Mellon Foundation Announces Five New Proposals Funded through the Monuments Project

architectural rendering Rendering of the Interpretive Green Bridge at the Great Wall of Los Angeles, a public art project designed by Judy Baca. Courtesy of the Social and Public Art Resource Center (SPARC).

As Part of Mellon’s $250M Commitment Last Fall, New Grants Will Fund Five Projects Focused on Confronting the Past and Shaping the Future by Challenging the Narratives Behind America’s Monuments

NEW YORK, NY,  February 9, 2021 – Today, The Andrew W. Mellon Foundation announced five new projects to be funded through its monuments initiative. Launched in October 2020, the Monuments Project is the Foundation’s groundbreaking $250 million grantmaking effort to reimagine and transform commemorative spaces to celebrate America’s diverse history. These grants will be awarded to the Emmett Till Interpretive Center, the Los Angeles County Museum of Art (LACMA), MASS Design Group, Prospect New Orleans, and the Social and Public Art Resource Center.

“Monuments and memorials powerfully shape our understanding of our country’s past, and determine which narratives we honor and celebrate in the American story,” said Elizabeth Alexander, President of the Mellon Foundation. “Future generations ought to inherit an inclusive commemorative landscape that elevates the visionary contributions and remarkable experiences of the many different communities that make up the United States. With these five grants, we are affirming our commitment to support organizations engaged in creating and contextualizing monuments and memorials that convey the extraordinary multiplicity of our complex history.” 

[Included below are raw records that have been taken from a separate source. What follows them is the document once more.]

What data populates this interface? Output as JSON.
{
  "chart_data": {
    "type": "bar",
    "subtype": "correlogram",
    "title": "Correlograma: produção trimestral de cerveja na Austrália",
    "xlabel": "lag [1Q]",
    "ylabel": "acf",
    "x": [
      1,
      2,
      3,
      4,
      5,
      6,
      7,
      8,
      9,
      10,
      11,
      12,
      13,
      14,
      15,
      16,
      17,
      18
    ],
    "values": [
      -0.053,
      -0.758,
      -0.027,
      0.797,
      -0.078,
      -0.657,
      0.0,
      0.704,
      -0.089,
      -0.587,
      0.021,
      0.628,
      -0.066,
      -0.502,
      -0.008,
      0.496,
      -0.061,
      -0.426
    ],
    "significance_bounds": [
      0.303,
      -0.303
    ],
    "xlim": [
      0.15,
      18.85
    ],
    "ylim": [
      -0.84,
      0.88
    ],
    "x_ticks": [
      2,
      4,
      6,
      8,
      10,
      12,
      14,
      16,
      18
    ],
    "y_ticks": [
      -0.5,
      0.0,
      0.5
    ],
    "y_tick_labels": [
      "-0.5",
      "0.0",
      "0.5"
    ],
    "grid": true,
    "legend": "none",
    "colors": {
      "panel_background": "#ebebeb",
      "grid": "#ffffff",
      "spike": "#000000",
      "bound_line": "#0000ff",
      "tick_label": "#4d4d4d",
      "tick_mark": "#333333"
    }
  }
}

The five grantees and projects are: 

  • Emmett Till Interpretive Center, “Preserving the Legacy of Emmett Till Through Expansion of the Emmett Till Interpretive Center” (Sumner, Mississippi): The grant will give $691,750 in operational funding to the Center to support racial healing efforts that include historic preservation, community building activities in the Mississippi Delta, and a year-long strategic planning process to coordinate the preservation of the Mamie and Emmett Till story across the Mississippi Delta and in Chicago.
  • Los Angeles County Museum of Art (LACMA), “Monumental Perspectives” (Los Angeles, California): The grant will provide $1.2 million over three years to support the curation, community engagement, and related public programming for LACMA’s collaboration with Snap Inc. to develop augmented-reality monuments and murals led by local artists and technologists. The program is an effort to celebrate the region’s diversity and use AR technology to reflect the inclusive perspectives from local communities that are often untold. The virtual monuments will be available to see through the Snapchat app. The grant will also support the expansion of Monumental Perspectives to include additional artists in the coming years. 
  • MASS Design Group, “Public Memory and Memorial Lab” (Boston, Massachusetts): The grant will provide $500,000 over two years to support research and work for organizations and individuals who seek to imagine, design, and build new monument projects across the nation. MASS Design Group will provide direct support to organizations on projects that engage memorialization, collective memory, and truth-telling.
  • Prospect New Orleans, “Monuments: A Proposal” (New Orleans, Louisiana): The grant will provide $2 million over two years to support Prospect 5’s headlining artist commissions for the citywide art exhibition in 2021. The exhibition will highlight monuments and their power to both create and complicate history, as well as new public works that engage how the city—still home to ten Confederate monuments—commemorates history.
  • Social and Public Art Resource Center, “The Great Wall of Los Angeles” (Los Angeles, California): The grant will provide $5 million over three years to support the preservation, activation, and expansion of one of the country’s largest monuments to interracial harmony through civic engagement and muralist training. The grant will also support muralist Judy Baca’s Great Wall of Los Angeles and advance the work on the mural while also developing digital techniques and resources for future artists and enhance community engagement.

This announcement follows Mellon’s first major grant issued under the Monuments Project, which was a three-year, $4 million grant to Monument Lab in Philadelphia to support a definitive audit of the existing monument landscape across the United States.

About The Andrew W. Mellon Foundation 
The Andrew W. Mellon Foundation is the nation’s largest supporter of the arts and humanities. Since 1969, the Foundation has been guided by its core belief that the humanities and arts are essential to human understanding. The Foundation believes that the arts and humanities are where we express our complex humanity, and that everyone deserves the beauty, transcendence, and freedom that can be found there. Through our grants, we seek to build just communities enriched by meaning and empowered by critical thinking, where ideas and imagination can thrive.